L’affaire de Rugy n’était pas une affaire d’État mais malheureusement la perpétuation de très mauvaises pratiques sous les ors de la République.
Les ministres doivent « adopter un comportement modeste et respectueux de chacun » Cette exigence d’exemplarité, établie par la circulaire du 24 mai 2017.
La circulaire rappelle également « qu'il convient de limiter l'usage des deniers publics au strict accomplissement de la mission ministérielle en ne tirant pas profit de ses fonctions pour soi-même ou pour ses proches […]. De manière générale, les dépenses à caractère personnel ou familial ne peuvent évidemment être mises à la charge de l'État ».
Edouard Philippe pourrait réformer le train de vie des ministres « Une réflexion est en cours pour voir si la circulaire de mai 2017 mérite d’être complétée ».
Tout cela est bel et bon, nous verrons !
Comme toujours dans ce genre d’histoire de ma mémoire remonte des souvenirs.
Nous étions en 1984, je venais de rejoindre le cabinet de Michel Rocard nouveau ministre de l’Agriculture, il venait de boucler l’épineux dossier des quotas laitiers et il lui fallait enchaîner avec celui de l’élargissement du Marché Commun à l’Espagne et au Portugal.
J’étais là pour ça : les dossiers vins et fruits et légumes étaient chauds bouillants, François Guillaume tonnait.
La salle à manger et la cuisine de l’appartement du Ministre, qu’il n’occupait pas il logeait avec Michèle boulevard Raspail, étaient dans un état lamentable. Si une commission d’hygiène et de sécurité avait déboulée la fermeture aurait été immédiate.

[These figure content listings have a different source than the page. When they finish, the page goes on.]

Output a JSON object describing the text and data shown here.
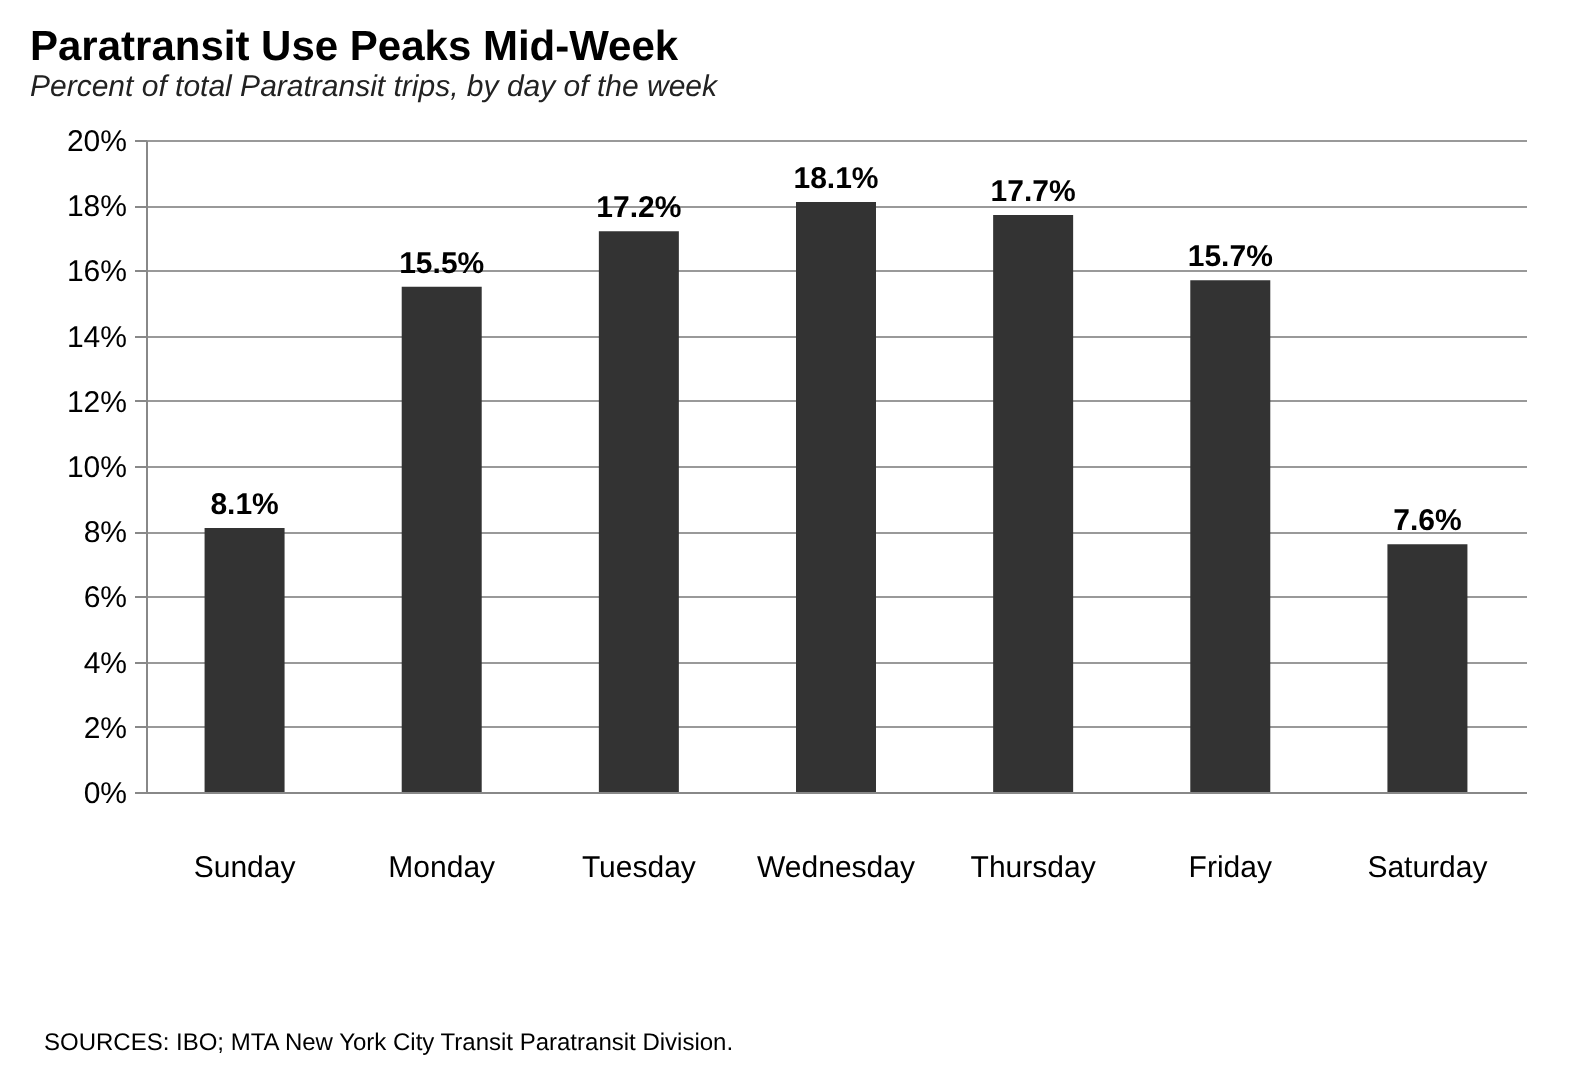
{
  "chart_data": {
    "type": "bar",
    "title": "Paratransit Use Peaks Mid-Week",
    "subtitle": "Percent of total Paratransit trips, by day of the week",
    "categories": [
      "Sunday",
      "Monday",
      "Tuesday",
      "Wednesday",
      "Thursday",
      "Friday",
      "Saturday"
    ],
    "values": [
      8.1,
      15.5,
      17.2,
      18.1,
      17.7,
      15.7,
      7.6
    ],
    "value_labels": [
      "8.1%",
      "15.5%",
      "17.2%",
      "18.1%",
      "17.7%",
      "15.7%",
      "7.6%"
    ],
    "color": "#333333",
    "ylim": [
      0,
      20
    ],
    "yticks": [
      {
        "value": 0,
        "label": "0%"
      },
      {
        "value": 2,
        "label": "2%"
      },
      {
        "value": 4,
        "label": "4%"
      },
      {
        "value": 6,
        "label": "6%"
      },
      {
        "value": 8,
        "label": "8%"
      },
      {
        "value": 10,
        "label": "10%"
      },
      {
        "value": 12,
        "label": "12%"
      },
      {
        "value": 14,
        "label": "14%"
      },
      {
        "value": 16,
        "label": "16%"
      },
      {
        "value": 18,
        "label": "18%"
      },
      {
        "value": 20,
        "label": "20%"
      }
    ],
    "grid": "y",
    "annotations": [
      "SOURCES: IBO; MTA New York City Transit Paratransit Division."
    ]
  }
}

Dans la cuisine officiaient deux bretonnes en blouse : Anne-Marie la cuisinière du genre dragon domestique et Bernadette son souffre-douleur. Anne-Marie décidait de tout, des menus servis lors des réceptions officielles, elle était économe, cuisinait comme si c’était du frichti pour un repas de laboureur.
Détail d’intendance, le linge de table, la vaisselle, les couverts avaient beaucoup d’heures de vol. Le vin venait de l’épicier du coin.
Nous discutions en priorité avec nos voisins espagnols des dossiers chauds, nos amis portugais se sentaient un peu, même beaucoup marginalisés. Rocard, bonne âme, qui connaissait sur le bout des doigts les « bienfaits » du régime Salazar et avait suivi de très près la Révolution des œillets, décida d’inviter son homologue portugais.
Un déjeuner fut programmé.
J’y participais bien sûr.
Que nous proposa notre Anne-Marie pour ce déjeuner d’empathie ?
En plat principal, je vous le donne en mille : de la morue sauce blanche avec des patates à l’eau.
Le père Rocard, habitué aux casse-croûtes du PSU, n’était pas du genre à exiger une tortore de luxe mais là, son sens politique et diplomatique lui fit saisir le côté humiliant de ce menu pour le représentant d’un pays vivant encore très modestement et exportant essentiellement de la main-d’œuvre.
Pour autant il ne fit pas un scandale, se contentant de quelques remarques embarrassées auprès du chef de cabinet.
Il en allait ainsi à l’hôtel de Villeroy en 1983, lors de l’alternance de 86, François Guillaume succéda à Henri Nallet intérimaire, puis en 88 lors de la réélection de Tonton Nallet succéda à François Guillaume, Michel Rocard étant Premier Ministre.
Première constatation, le Ministre-paysan avait entrepris des travaux de rénovation de la cuisine, et de l’hôtel en général, Anne-Marie et Bernadette étaient toujours là flanquée d’une petite nouvelle venue de sa Haute-Marne natale. Les Nallet, très petits bourgeois, Thérèse surtout, continuèrent l’œuvre du grand François : Ha ! les « biscuits » (1) de Thérèse Nallet !
Anne-Marie prit sa retraite… et puis la vie continua… le train de vie de l’hôtel de Villeroy gagna quelques galons tout en restant dans les clous d’un budget modeste.
(1) Un biscuit est une faïence cuite entre 980 et 1040 °C sans glaçure (sans émaillage), une porcelaine tendre ou dure, cuite sans glaçure à haute température (de 1 200 à 1 400 °C), et il existe aussi des grès biscuités qui sont aussi sans glaçure. Le biscuit de porcelaine est utilisé pour réaliser des statuettes, des surtouts de table, des réductions de grandes statues
Pendant deux ans, entre 1983 et 1985, René Souchon, maire d’Aurillac et député du Cantal, a travaillé à proximité immédiate de Michel Rocard, alors ministre de l’Agriculture, sous la troisième gouvernement Mauroy puis sous le gouvernement Fabius, en juillet 1984.